Daniel ne s’est jamais remis de la mort de sa fille. Son ex-femme a fait son deuil, mais lui ne fait que survivre. Ancien flic reconverti en recouvreur de dettes, il effectue ce job sans émotion. Mais lorsqu’il se rend chez une vielle dame inquiète de la disparition de sa petite-fille, ses instincts policiers refont surface, et il décide d’enquêter. D’autant plus que cette jeune fille, il l’a rencontrée deux jours auparavant, lorsque celle-ci lui a proposé des services particuliers…

On le sait Kad Merad aime bien aller de temps en temps voir ce qui passe du côté des drames. Et souvent, le comédien y fait des merveilles, ce qui est encore le cas avec ce film noir. Dans « Disparue en hiver », il est Daniel, un homme taiseux dont le cœur a été brisé par la mort de sa fille. Inconsolable, il s’est séparé de sa femme, a rendu son badge de policier pour se reconvertir en recouvreur de dettes, et traverse désormais sa vie comme un zombie, ne ressentant plus aucune émotion.

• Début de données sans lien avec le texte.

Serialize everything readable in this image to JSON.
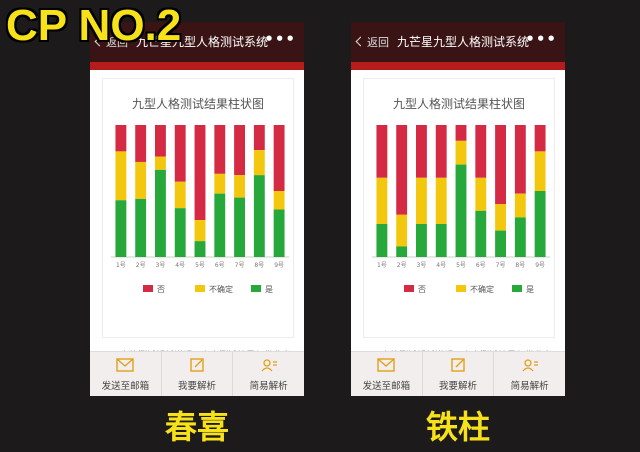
{
  "overlay_title": "CP NO.2",
  "colors": {
    "no": "#d42a44",
    "unsure": "#f4c70f",
    "yes": "#27a83a",
    "nav_bg": "#3a1414",
    "accent": "#b71c1c",
    "caption": "#f7e21a"
  },
  "phones": [
    {
      "nav": {
        "back_label": "返回",
        "title": "九芒星九型人格测试系统",
        "more_label": "•••"
      },
      "snippet_text": "人格测试解析说明，个人测试结果仅供参考",
      "toolbar": [
        {
          "label": "发送至邮箱",
          "icon": "envelope-icon"
        },
        {
          "label": "我要解析",
          "icon": "edit-icon"
        },
        {
          "label": "简易解析",
          "icon": "user-list-icon"
        }
      ],
      "caption": "春喜"
    },
    {
      "nav": {
        "back_label": "返回",
        "title": "九芒星九型人格测试系统",
        "more_label": "•••"
      },
      "snippet_text": "人格测试解析说明，个人测试结果仅供参考",
      "toolbar": [
        {
          "label": "发送至邮箱",
          "icon": "envelope-icon"
        },
        {
          "label": "我要解析",
          "icon": "edit-icon"
        },
        {
          "label": "简易解析",
          "icon": "user-list-icon"
        }
      ],
      "caption": "铁柱"
    }
  ],
  "chart_data": [
    {
      "type": "bar",
      "stacked": true,
      "title": "九型人格测试结果柱状图",
      "categories": [
        "1号",
        "2号",
        "3号",
        "4号",
        "5号",
        "6号",
        "7号",
        "8号",
        "9号"
      ],
      "series": [
        {
          "name": "否",
          "values": [
            20,
            28,
            24,
            43,
            72,
            37,
            38,
            19,
            50
          ]
        },
        {
          "name": "不确定",
          "values": [
            37,
            28,
            10,
            20,
            16,
            15,
            17,
            19,
            14
          ]
        },
        {
          "name": "是",
          "values": [
            43,
            44,
            66,
            37,
            12,
            48,
            45,
            62,
            36
          ]
        }
      ],
      "ylim": [
        0,
        100
      ],
      "legend_position": "bottom"
    },
    {
      "type": "bar",
      "stacked": true,
      "title": "九型人格测试结果柱状图",
      "categories": [
        "1号",
        "2号",
        "3号",
        "4号",
        "5号",
        "6号",
        "7号",
        "8号",
        "9号"
      ],
      "series": [
        {
          "name": "否",
          "values": [
            40,
            68,
            40,
            40,
            12,
            40,
            60,
            52,
            20
          ]
        },
        {
          "name": "不确定",
          "values": [
            35,
            24,
            35,
            35,
            18,
            25,
            20,
            18,
            30
          ]
        },
        {
          "name": "是",
          "values": [
            25,
            8,
            25,
            25,
            70,
            35,
            20,
            30,
            50
          ]
        }
      ],
      "ylim": [
        0,
        100
      ],
      "legend_position": "bottom"
    }
  ]
}
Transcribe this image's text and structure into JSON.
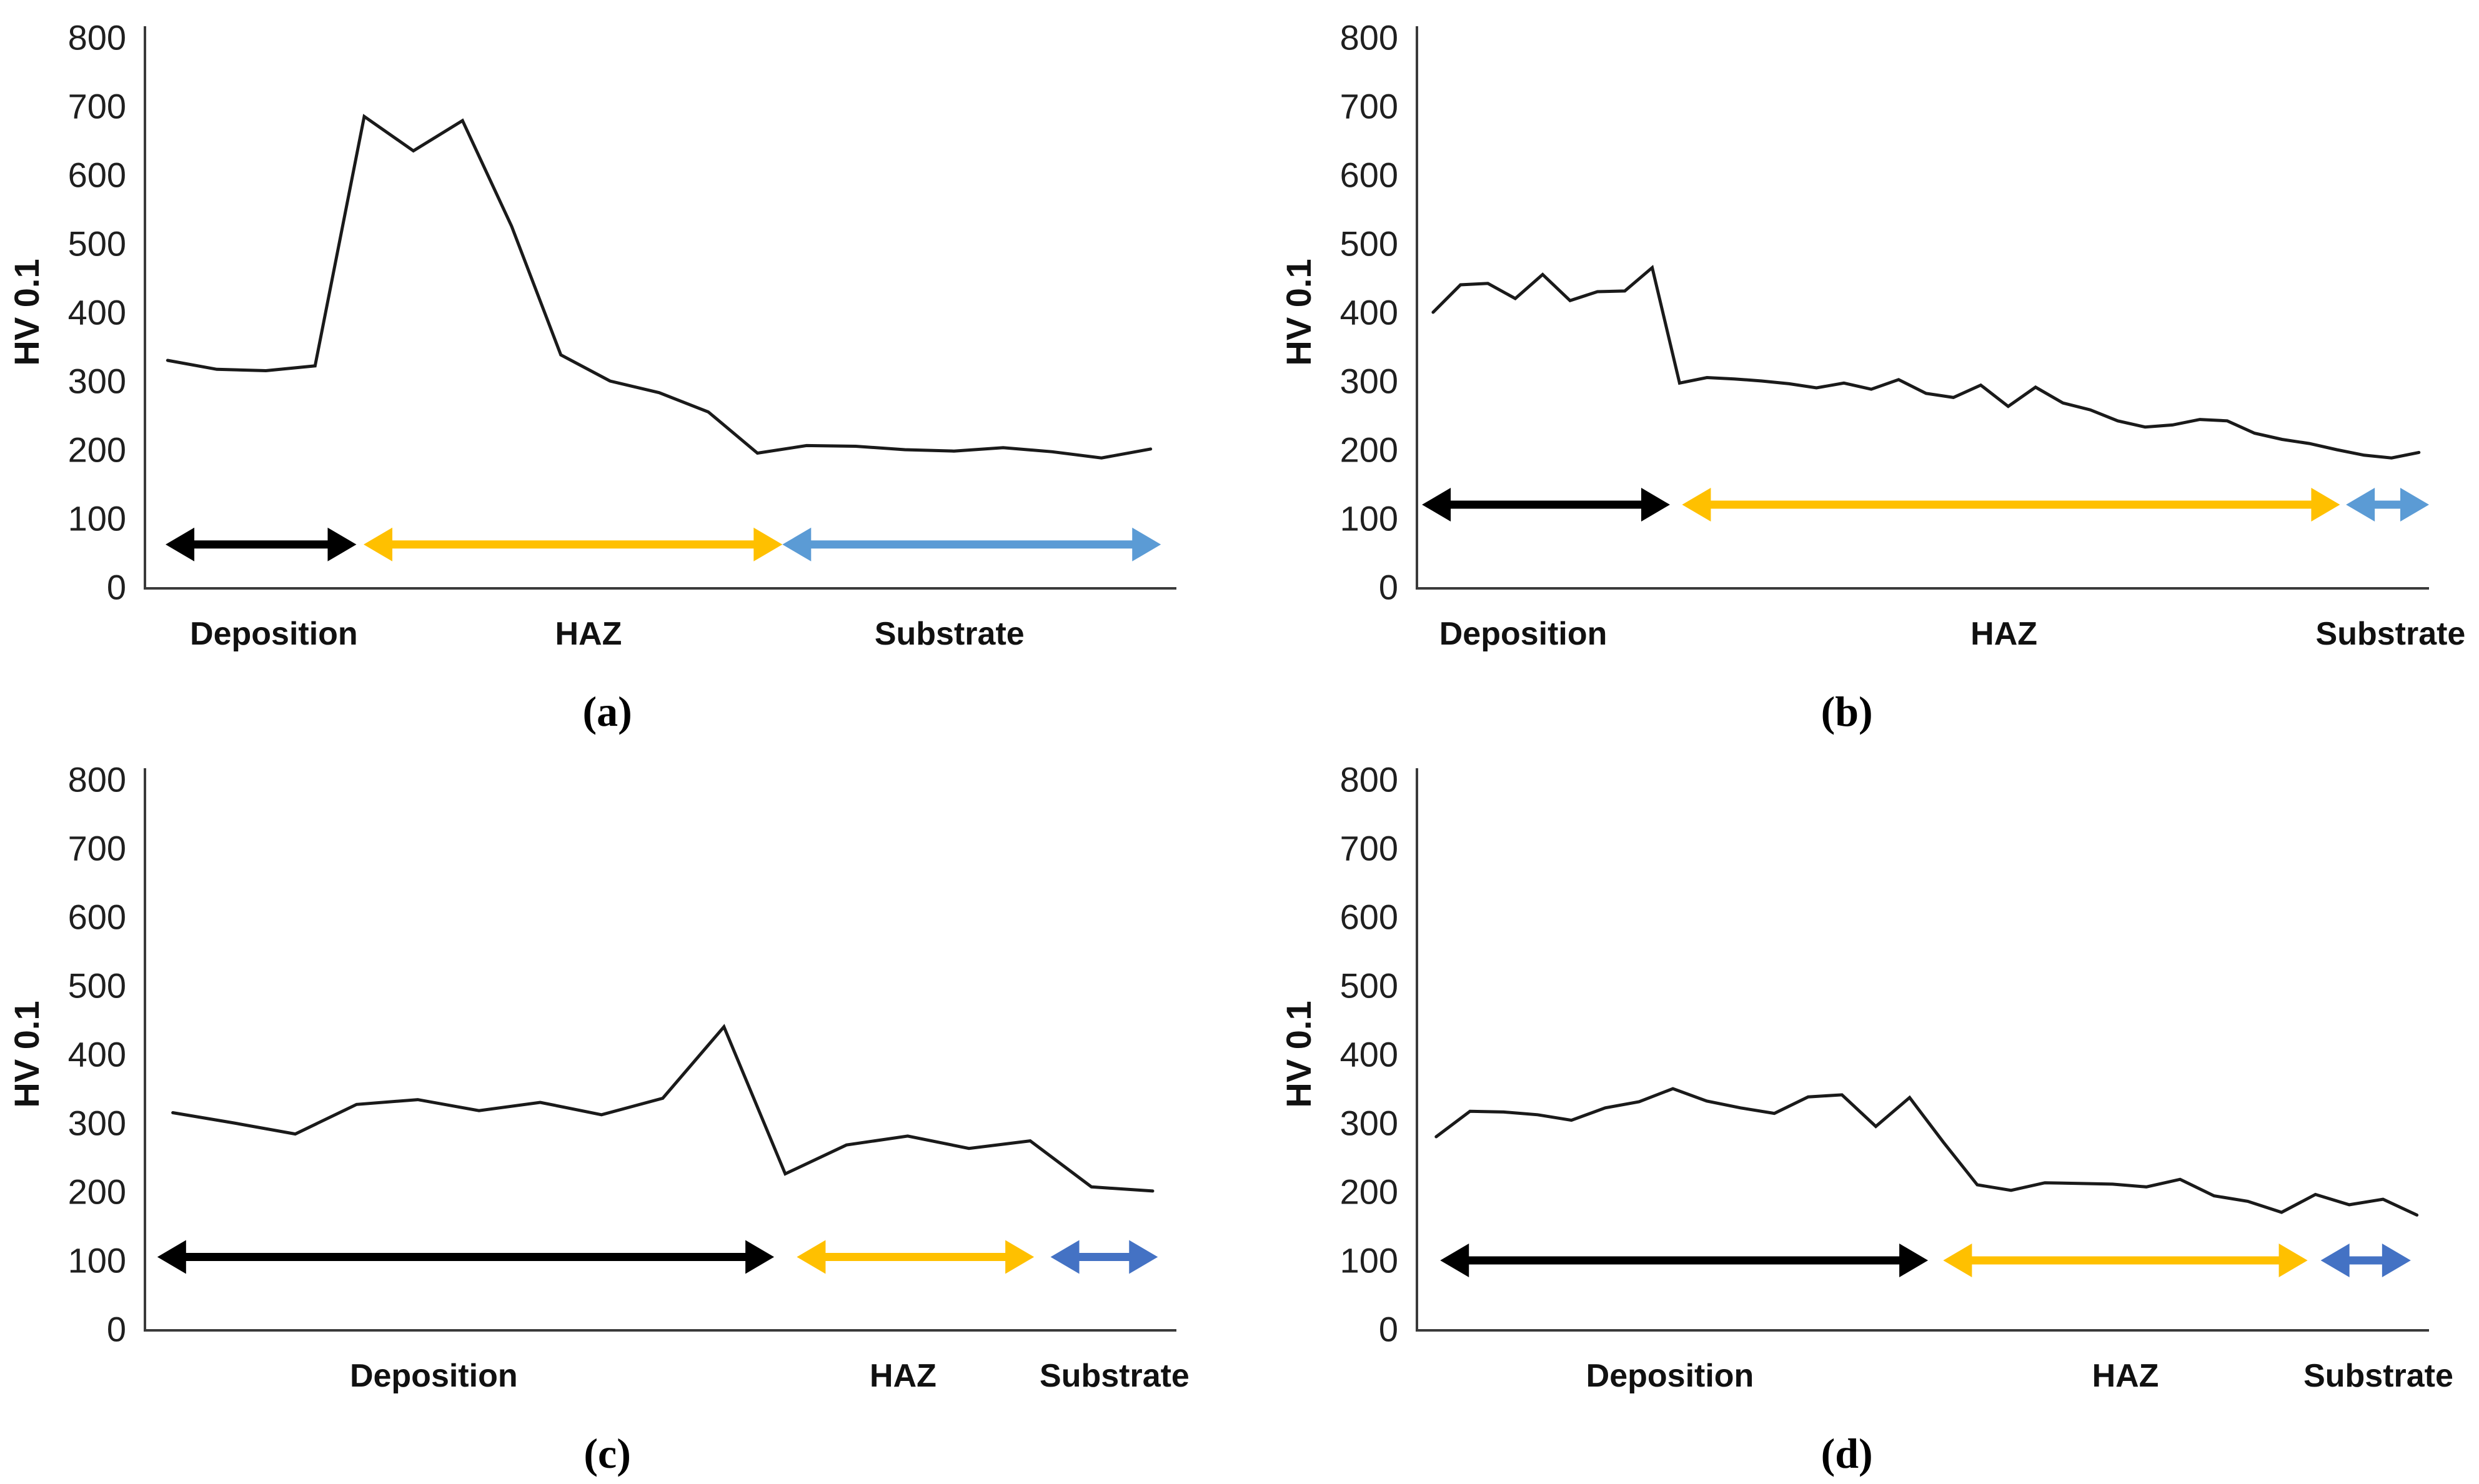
{
  "figure": {
    "background": "#FFFFFF",
    "ylabel": "HV 0.1",
    "zone_label_deposition": "Deposition",
    "zone_label_haz": "HAZ",
    "zone_label_substrate": "Substrate"
  },
  "chart_data": [
    {
      "panel_label": "(a)",
      "type": "line",
      "ylabel": "HV 0.1",
      "ylim": [
        0,
        800
      ],
      "yticks": [
        0,
        100,
        200,
        300,
        400,
        500,
        600,
        700,
        800
      ],
      "grid": false,
      "legend": "none",
      "line_color": "#1a1a1a",
      "x_start": 0.022,
      "x_end": 0.975,
      "values": [
        330,
        317,
        315,
        322,
        685,
        635,
        679,
        525,
        338,
        300,
        283,
        255,
        195,
        206,
        205,
        200,
        198,
        203,
        197,
        188,
        201
      ],
      "arrow_y": 62,
      "zones": [
        {
          "name": "deposition",
          "label": "Deposition",
          "color": "#000000",
          "from": 0.02,
          "to": 0.205,
          "label_at": 0.125
        },
        {
          "name": "haz",
          "label": "HAZ",
          "color": "#FFC000",
          "from": 0.212,
          "to": 0.618,
          "label_at": 0.43
        },
        {
          "name": "substrate",
          "label": "Substrate",
          "color": "#5B9BD5",
          "from": 0.618,
          "to": 0.985,
          "label_at": 0.78
        }
      ]
    },
    {
      "panel_label": "(b)",
      "type": "line",
      "ylabel": "HV 0.1",
      "ylim": [
        0,
        800
      ],
      "yticks": [
        0,
        100,
        200,
        300,
        400,
        500,
        600,
        700,
        800
      ],
      "grid": false,
      "legend": "none",
      "line_color": "#1a1a1a",
      "x_start": 0.016,
      "x_end": 0.99,
      "values": [
        400,
        440,
        442,
        420,
        455,
        417,
        430,
        431,
        465,
        297,
        305,
        303,
        300,
        296,
        290,
        297,
        288,
        302,
        282,
        276,
        294,
        263,
        291,
        268,
        258,
        242,
        233,
        236,
        244,
        242,
        224,
        215,
        209,
        200,
        192,
        188,
        196
      ],
      "arrow_y": 120,
      "zones": [
        {
          "name": "deposition",
          "label": "Deposition",
          "color": "#000000",
          "from": 0.005,
          "to": 0.25,
          "label_at": 0.105
        },
        {
          "name": "haz",
          "label": "HAZ",
          "color": "#FFC000",
          "from": 0.262,
          "to": 0.912,
          "label_at": 0.58
        },
        {
          "name": "substrate",
          "label": "Substrate",
          "color": "#5B9BD5",
          "from": 0.918,
          "to": 1.0,
          "label_at": 0.962
        }
      ]
    },
    {
      "panel_label": "(c)",
      "type": "line",
      "ylabel": "HV 0.1",
      "ylim": [
        0,
        800
      ],
      "yticks": [
        0,
        100,
        200,
        300,
        400,
        500,
        600,
        700,
        800
      ],
      "grid": false,
      "legend": "none",
      "line_color": "#1a1a1a",
      "x_start": 0.027,
      "x_end": 0.977,
      "values": [
        315,
        300,
        284,
        327,
        334,
        318,
        330,
        312,
        336,
        440,
        226,
        268,
        281,
        263,
        274,
        207,
        201
      ],
      "arrow_y": 105,
      "zones": [
        {
          "name": "deposition",
          "label": "Deposition",
          "color": "#000000",
          "from": 0.012,
          "to": 0.61,
          "label_at": 0.28
        },
        {
          "name": "haz",
          "label": "HAZ",
          "color": "#FFC000",
          "from": 0.632,
          "to": 0.862,
          "label_at": 0.735
        },
        {
          "name": "substrate",
          "label": "Substrate",
          "color": "#4472C4",
          "from": 0.878,
          "to": 0.982,
          "label_at": 0.94
        }
      ]
    },
    {
      "panel_label": "(d)",
      "type": "line",
      "ylabel": "HV 0.1",
      "ylim": [
        0,
        800
      ],
      "yticks": [
        0,
        100,
        200,
        300,
        400,
        500,
        600,
        700,
        800
      ],
      "grid": false,
      "legend": "none",
      "line_color": "#1a1a1a",
      "x_start": 0.019,
      "x_end": 0.988,
      "values": [
        280,
        317,
        316,
        312,
        304,
        322,
        331,
        350,
        332,
        322,
        314,
        338,
        341,
        295,
        337,
        272,
        210,
        202,
        213,
        212,
        211,
        207,
        218,
        194,
        186,
        170,
        196,
        181,
        189,
        166
      ],
      "arrow_y": 100,
      "zones": [
        {
          "name": "deposition",
          "label": "Deposition",
          "color": "#000000",
          "from": 0.023,
          "to": 0.505,
          "label_at": 0.25
        },
        {
          "name": "haz",
          "label": "HAZ",
          "color": "#FFC000",
          "from": 0.52,
          "to": 0.88,
          "label_at": 0.7
        },
        {
          "name": "substrate",
          "label": "Substrate",
          "color": "#4472C4",
          "from": 0.893,
          "to": 0.982,
          "label_at": 0.95
        }
      ]
    }
  ]
}
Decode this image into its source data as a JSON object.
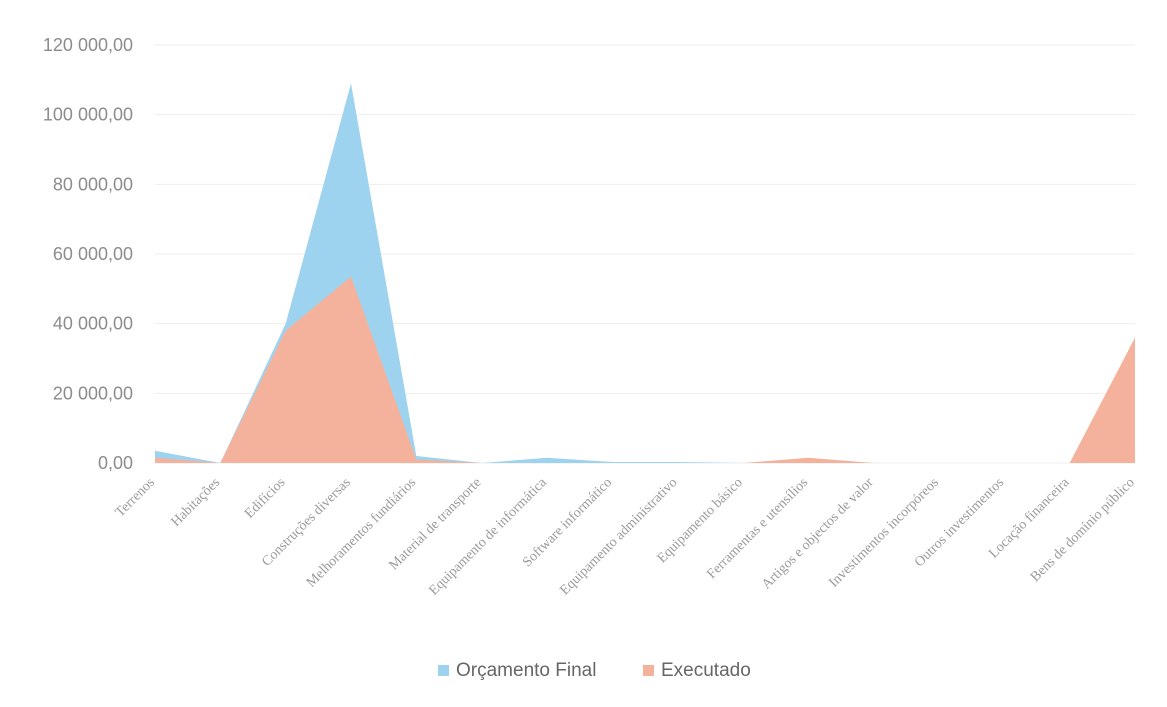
{
  "chart_data": {
    "type": "area",
    "categories": [
      "Terrenos",
      "Habitações",
      "Edifícios",
      "Construções diversas",
      "Melhoramentos fundiários",
      "Material de transporte",
      "Equipamento de informática",
      "Software informático",
      "Equipamento administrativo",
      "Equipamento básico",
      "Ferramentas e utensílios",
      "Artigos e objectos de valor",
      "Investimentos incorpóreos",
      "Outros investimentos",
      "Locação financeira",
      "Bens de domínio público"
    ],
    "series": [
      {
        "name": "Orçamento Final",
        "color": "#9dd3ef",
        "values": [
          3500,
          0,
          40000,
          109000,
          2000,
          0,
          1500,
          300,
          300,
          0,
          800,
          0,
          0,
          0,
          0,
          0
        ]
      },
      {
        "name": "Executado",
        "color": "#f4b29c",
        "values": [
          1500,
          0,
          38000,
          53500,
          1000,
          0,
          0,
          0,
          0,
          0,
          1500,
          0,
          0,
          0,
          0,
          36000
        ]
      }
    ],
    "yticks": [
      "0,00",
      "20 000,00",
      "40 000,00",
      "60 000,00",
      "80 000,00",
      "100 000,00",
      "120 000,00"
    ],
    "ylim": [
      0,
      120000
    ],
    "grid": true,
    "legend_position": "bottom",
    "title": "",
    "xlabel": "",
    "ylabel": ""
  }
}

Entre drame psychologique et thriller, « Disparue en Hiver » autopsie la relation d’un couple détruit par les malheurs de la vie, tout en proposant un polar dans la plus pure tradition.

Car un jour, Daniel va se retrouver à enquêter à nouveau, pour aider une vielle dame dont la petite-fille a disparu. Happé et broyé par cette histoire au fort écho personnel, il avance sur une corde raide, en permanence à la limite de la chute voire de l’explosion. Dans ce film terriblement sombre, où les paysages brumeux et enneigés noient les personnages dans leurs épais nuages de désespoir, rien ne semble pouvoir apporter une quelconque lueur. Si la partie intimiste du métrage est relativement réussie, l’intrigue policière est quant à elle complètement bâclée, bien trop banalisée et sans aucune surprise.

Accumulant les caricatures et les longueurs, le polar cherche à s’inscrire à tout prix dans la veine de ses prédécesseurs, usant d’artifices désuets. Et finalement, le destin de cette Laura disparue ne suscite que peu d’intérêt. Austère et sans personnalité, la mise-en-scène a toutefois le mérite d’être efficace, en ce sens qu’elle accompagne parfaitement la prestation des comédiens. Et c’est justement lorsque la caméra se focalise sur ses personnages que le film trouve le bon rythme. Car dès lors que le drame se contente d’être un thriller, l’enquête redondante annihile complètement la puissance émotionnelle de l’ensemble. Trop prévisible pour être un bon polar, pas assez écrit pour être un bon drame, « Disparue en Hiver » est une œuvre hybride dont chaque pendant est tiré par le bas à cause de l’absence de maîtrise de la part du réalisateur.